La mattina del 17 giugno 1983, Enzo Tortora si trovava all’hotel Plaza di Roma quando i carabinieri giunsero per arrestarlo. Le accuse che gli furono mosse furono gravi: traffico di droga e associazione con la camorra. Nonostante le indagini successive avrebbero dimostrato la falsità delle accuse, l’impatto immediato fu devastante, scatenando una vera e propria gogna mediatica nei suoi confronti.

Quello stesso giorno, la Procura di Napoli emise ben 856 ordini di cattura, incluso quello per Renato Vallanzasca, creando un clima di terrore e ansia attorno alla figura della camorra. La società era già dilaniata da conflitti tra clan, con un numero impressionante di omicidi avvenuti nel solo 1983.

Parallelamente all’arresto di Tortora, vantaggio e strategia della Procura erano volti a colpire duramente l’organizzazione camorristica, ritenuta padrona incontrastata della Campania. Il contesto sociale e criminale di quegli anni non aiutò certo il presentatore, portando a un’ulteriore escalation di accuse infondate e processi mediatici.

Un caso giudiziario che ha segnato la storia

Il processo contro Enzo Tortora si sviluppò in un clima di forte tensione e confusione. Le accuse iniziarono a fondarsi su testimonianze di pentiti, come quella di Giovanni Pandico, già detenuto da anni, il quale inserì il nome di Tortora in una presunta lista di camorristi. Il suo coinvolgimento nella vicenda si intensificò quando sulle sue spalle ricadde la responsabilità di aver avuto contatti con un detenuto, Domenico Barbaro, che minacciò il presentatore attraverso lettere sempre più aggressive.

I rapporti tra Tortora e il mondo della criminalità organizzata furono ulteriormente infangati da altri pentiti, portando a un vero e proprio gioco al massacro in aula, dove venti testimoni lo accusarono, ma molti ritirarono le dichiarazioni successivamente. Il racconto di Tortora, uomo di successo, si trasformò rapidamente in un incubo, alimentato dalle voci di corridoio e da un’opinione pubblica scossa.

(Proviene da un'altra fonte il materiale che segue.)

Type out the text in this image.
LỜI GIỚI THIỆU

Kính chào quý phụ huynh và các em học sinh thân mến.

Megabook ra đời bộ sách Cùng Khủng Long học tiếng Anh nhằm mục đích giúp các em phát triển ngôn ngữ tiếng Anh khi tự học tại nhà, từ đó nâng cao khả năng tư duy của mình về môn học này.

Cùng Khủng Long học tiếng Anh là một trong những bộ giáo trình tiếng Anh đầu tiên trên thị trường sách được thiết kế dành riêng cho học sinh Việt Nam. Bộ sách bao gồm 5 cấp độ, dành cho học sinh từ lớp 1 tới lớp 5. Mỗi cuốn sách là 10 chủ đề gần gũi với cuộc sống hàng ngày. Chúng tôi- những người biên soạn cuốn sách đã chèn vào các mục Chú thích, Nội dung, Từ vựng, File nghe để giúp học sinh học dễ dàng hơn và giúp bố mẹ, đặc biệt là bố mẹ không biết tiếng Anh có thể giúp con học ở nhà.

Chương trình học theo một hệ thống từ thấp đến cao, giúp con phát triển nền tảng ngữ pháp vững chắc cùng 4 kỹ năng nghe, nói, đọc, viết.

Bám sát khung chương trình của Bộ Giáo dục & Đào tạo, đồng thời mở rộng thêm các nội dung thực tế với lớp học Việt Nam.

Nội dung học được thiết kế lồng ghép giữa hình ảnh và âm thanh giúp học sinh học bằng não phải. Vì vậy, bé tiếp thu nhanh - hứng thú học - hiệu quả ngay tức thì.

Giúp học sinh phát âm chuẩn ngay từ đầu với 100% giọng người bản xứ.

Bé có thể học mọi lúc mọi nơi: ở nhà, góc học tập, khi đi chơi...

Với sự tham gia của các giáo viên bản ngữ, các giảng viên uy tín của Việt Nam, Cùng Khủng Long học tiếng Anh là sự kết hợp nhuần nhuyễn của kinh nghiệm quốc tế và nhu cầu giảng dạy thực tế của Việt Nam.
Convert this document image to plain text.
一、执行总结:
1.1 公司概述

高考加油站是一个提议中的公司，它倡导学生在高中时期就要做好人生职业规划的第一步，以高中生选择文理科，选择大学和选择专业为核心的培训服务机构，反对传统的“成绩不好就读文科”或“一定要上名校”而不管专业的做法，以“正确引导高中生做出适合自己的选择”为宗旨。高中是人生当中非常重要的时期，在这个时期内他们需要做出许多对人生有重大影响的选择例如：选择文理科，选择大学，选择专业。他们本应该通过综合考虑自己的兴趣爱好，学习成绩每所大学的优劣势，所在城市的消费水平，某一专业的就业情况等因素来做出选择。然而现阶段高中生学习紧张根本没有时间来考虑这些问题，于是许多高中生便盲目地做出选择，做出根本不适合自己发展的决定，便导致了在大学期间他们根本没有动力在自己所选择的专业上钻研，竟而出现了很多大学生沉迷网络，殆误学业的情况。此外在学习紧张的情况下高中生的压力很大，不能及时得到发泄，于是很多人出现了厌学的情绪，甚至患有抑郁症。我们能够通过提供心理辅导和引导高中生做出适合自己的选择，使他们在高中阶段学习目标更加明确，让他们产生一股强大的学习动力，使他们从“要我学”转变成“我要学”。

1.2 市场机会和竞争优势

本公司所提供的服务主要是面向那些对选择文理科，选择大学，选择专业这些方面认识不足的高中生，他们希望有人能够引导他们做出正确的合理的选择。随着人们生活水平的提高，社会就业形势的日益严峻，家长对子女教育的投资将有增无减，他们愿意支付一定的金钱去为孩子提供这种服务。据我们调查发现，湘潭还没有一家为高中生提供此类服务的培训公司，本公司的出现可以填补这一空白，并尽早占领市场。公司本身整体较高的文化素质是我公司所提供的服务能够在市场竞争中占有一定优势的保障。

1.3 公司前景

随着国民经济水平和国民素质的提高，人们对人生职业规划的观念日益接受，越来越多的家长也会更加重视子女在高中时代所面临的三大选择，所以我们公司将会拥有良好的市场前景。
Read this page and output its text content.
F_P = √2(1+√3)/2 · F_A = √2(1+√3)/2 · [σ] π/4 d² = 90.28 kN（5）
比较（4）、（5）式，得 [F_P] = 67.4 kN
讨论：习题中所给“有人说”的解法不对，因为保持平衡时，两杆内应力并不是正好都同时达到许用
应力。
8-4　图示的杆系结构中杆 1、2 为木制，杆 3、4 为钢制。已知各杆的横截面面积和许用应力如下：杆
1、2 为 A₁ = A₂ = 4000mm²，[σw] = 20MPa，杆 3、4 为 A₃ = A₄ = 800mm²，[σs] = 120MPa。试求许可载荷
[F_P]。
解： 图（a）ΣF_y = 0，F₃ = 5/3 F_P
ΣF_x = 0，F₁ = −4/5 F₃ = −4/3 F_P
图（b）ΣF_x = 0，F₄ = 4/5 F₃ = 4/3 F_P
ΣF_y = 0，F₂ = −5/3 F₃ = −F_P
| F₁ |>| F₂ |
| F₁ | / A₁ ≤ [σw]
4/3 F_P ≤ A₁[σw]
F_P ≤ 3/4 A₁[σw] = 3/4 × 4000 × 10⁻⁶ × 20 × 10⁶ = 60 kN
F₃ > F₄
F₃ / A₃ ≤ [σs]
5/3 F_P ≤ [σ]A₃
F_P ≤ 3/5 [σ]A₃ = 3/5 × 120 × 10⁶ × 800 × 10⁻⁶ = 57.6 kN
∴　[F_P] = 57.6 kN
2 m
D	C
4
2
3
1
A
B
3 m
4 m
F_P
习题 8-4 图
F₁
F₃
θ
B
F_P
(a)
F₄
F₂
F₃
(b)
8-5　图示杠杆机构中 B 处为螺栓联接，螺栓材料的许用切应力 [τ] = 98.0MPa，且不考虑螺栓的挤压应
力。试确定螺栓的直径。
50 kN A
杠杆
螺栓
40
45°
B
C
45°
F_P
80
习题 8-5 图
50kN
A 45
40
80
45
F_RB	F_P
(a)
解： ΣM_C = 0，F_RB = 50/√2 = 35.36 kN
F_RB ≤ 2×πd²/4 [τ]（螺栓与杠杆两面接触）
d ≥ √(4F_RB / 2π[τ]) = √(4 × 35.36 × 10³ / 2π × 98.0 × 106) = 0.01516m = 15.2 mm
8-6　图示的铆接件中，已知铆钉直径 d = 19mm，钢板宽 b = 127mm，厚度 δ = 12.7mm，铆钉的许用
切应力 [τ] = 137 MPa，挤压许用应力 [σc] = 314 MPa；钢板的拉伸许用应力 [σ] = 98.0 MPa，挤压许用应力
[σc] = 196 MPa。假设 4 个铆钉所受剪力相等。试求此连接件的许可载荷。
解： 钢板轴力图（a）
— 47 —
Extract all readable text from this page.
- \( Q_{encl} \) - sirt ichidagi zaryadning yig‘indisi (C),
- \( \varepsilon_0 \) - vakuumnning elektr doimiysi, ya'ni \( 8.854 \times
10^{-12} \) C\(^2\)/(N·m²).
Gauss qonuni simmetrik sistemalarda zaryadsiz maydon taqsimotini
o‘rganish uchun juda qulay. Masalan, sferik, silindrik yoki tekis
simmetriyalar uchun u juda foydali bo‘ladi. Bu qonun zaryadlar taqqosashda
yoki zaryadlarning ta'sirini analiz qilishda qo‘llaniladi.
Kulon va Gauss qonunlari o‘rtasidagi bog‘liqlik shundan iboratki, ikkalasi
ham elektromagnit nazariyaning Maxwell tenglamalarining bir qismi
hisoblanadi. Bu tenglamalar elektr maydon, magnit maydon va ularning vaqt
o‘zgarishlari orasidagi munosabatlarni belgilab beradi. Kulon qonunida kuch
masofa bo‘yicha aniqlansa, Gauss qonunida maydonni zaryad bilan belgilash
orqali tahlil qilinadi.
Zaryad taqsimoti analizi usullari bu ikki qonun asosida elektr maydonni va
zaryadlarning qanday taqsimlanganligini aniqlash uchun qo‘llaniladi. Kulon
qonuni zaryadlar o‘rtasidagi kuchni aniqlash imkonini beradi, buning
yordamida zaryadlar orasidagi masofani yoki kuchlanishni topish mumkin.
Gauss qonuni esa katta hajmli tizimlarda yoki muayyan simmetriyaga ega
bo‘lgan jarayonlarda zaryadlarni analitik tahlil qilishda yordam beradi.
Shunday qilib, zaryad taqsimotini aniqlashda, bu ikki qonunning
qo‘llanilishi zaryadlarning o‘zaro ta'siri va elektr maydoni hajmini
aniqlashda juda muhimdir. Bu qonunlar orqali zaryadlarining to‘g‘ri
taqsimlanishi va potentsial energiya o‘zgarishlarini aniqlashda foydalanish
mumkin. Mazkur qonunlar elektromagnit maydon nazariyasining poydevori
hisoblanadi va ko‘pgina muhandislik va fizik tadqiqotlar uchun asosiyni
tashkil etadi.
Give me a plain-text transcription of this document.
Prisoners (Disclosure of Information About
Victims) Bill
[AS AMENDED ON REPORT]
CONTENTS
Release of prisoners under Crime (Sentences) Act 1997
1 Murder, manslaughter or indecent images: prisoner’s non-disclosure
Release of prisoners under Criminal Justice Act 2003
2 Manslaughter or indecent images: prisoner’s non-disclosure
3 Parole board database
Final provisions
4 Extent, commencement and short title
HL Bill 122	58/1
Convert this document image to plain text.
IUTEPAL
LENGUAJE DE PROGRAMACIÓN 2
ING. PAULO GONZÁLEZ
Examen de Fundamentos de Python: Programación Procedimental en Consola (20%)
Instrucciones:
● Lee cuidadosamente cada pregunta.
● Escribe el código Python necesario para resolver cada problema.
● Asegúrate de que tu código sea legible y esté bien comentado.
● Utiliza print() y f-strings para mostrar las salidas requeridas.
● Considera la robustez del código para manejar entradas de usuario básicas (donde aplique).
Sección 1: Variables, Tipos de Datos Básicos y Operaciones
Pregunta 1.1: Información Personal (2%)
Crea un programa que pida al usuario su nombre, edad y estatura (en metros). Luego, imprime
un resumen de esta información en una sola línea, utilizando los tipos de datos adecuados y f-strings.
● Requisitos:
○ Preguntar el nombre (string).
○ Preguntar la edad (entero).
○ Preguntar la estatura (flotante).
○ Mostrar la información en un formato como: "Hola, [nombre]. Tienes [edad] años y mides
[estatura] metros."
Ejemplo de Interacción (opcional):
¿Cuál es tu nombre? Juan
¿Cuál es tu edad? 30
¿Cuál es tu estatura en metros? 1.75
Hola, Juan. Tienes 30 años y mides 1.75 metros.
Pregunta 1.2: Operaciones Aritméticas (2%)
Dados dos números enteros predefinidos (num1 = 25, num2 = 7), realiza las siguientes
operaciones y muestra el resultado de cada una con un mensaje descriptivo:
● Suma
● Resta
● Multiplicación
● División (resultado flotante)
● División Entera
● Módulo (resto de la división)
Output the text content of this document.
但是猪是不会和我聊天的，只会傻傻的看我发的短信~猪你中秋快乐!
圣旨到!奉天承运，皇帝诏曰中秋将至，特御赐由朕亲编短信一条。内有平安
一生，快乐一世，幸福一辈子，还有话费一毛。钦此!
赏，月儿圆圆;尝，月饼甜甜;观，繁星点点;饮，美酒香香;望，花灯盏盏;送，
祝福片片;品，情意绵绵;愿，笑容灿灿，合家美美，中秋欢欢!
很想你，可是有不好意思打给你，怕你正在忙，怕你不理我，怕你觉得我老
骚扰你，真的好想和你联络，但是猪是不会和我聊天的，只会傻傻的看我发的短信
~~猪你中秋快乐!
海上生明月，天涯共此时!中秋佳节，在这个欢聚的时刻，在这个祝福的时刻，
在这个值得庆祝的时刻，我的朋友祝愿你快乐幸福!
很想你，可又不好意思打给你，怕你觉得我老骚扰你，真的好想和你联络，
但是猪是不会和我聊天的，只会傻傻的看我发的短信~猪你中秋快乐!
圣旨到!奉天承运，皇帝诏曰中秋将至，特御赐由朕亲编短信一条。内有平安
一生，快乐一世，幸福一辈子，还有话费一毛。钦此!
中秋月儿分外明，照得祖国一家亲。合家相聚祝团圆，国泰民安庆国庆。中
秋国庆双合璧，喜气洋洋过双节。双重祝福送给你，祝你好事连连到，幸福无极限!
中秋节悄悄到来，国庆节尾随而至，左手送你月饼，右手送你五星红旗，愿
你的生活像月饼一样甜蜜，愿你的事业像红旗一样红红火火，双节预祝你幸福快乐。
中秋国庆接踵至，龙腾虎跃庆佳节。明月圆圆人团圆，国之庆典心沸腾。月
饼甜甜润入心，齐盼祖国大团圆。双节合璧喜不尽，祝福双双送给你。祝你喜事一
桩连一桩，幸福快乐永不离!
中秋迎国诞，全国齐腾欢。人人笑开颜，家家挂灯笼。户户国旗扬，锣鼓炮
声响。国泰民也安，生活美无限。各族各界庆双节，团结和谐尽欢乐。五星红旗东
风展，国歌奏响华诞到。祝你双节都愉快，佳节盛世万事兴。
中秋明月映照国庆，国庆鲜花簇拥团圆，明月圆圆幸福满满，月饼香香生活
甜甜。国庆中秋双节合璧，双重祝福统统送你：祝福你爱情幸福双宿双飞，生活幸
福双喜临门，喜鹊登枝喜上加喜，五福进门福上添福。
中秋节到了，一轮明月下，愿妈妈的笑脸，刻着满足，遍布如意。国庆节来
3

Le accuse continuarono a essergli appioppate, minando la sua reputazione e la sua carriera. All’epoca, numerosi ex detenuti facevano dichiarazioni per ottenere sconti di pena, aggravando ulteriormente la situazione per Tortora, che si trovò impossibilitato a difendersi adeguatamente in mezzo a tale caos.

La lotta per la verità e la restaurazione della dignità

Nonostante il pesante fardello delle accuse, Tortora riuscì a mantenere una certa visibilità politica. Infatti, nel 1984 venne eletto al Parlamento Europeo con il partito radicale grazie a una notevole campagna elettorale, che dimostrò il sostegno di molti italiani nei suoi confronti. Tuttavia, mentre seguiva il processo da uomo libero, la situazione si complicò ulteriormente.

Dopo essersi dimesso dall’incarico e aver rinunciato all’immunità, si consegnò alle autorità, affrontando un lungo percorso giuridico che culminò in una sentenza di assoluzione nel settembre del 1986. Nonostante ciò, il trauma e il danno subito erano ormai irreversibili. La vita e la salute di Tortora erano segnate da una lunga battaglia contro le conseguenze dell’ingiustizia subita.

Il successo di Portobello, un programma che aveva conquistato milioni di telespettatori, non bastò a risollevare il suo spirito. Alla riapertura del programma nel 1987, dichiarò simbolicamente “Dove eravamo rimasti”, ma il peso del passato continuava a gravare su di lui. Purtroppo, la sua vita si spense a causa di un tumore nel 1988, un anno dopo la sua apparente riabilitazione.

Oggi, la storia di Enzo Tortora continua a rappresentare uno degli episodi più significativi e dolorosi del panorama giudiziario italiano, un monito sui rischi degli errori giudiziari e sull’importanza della verità nel sistema legale.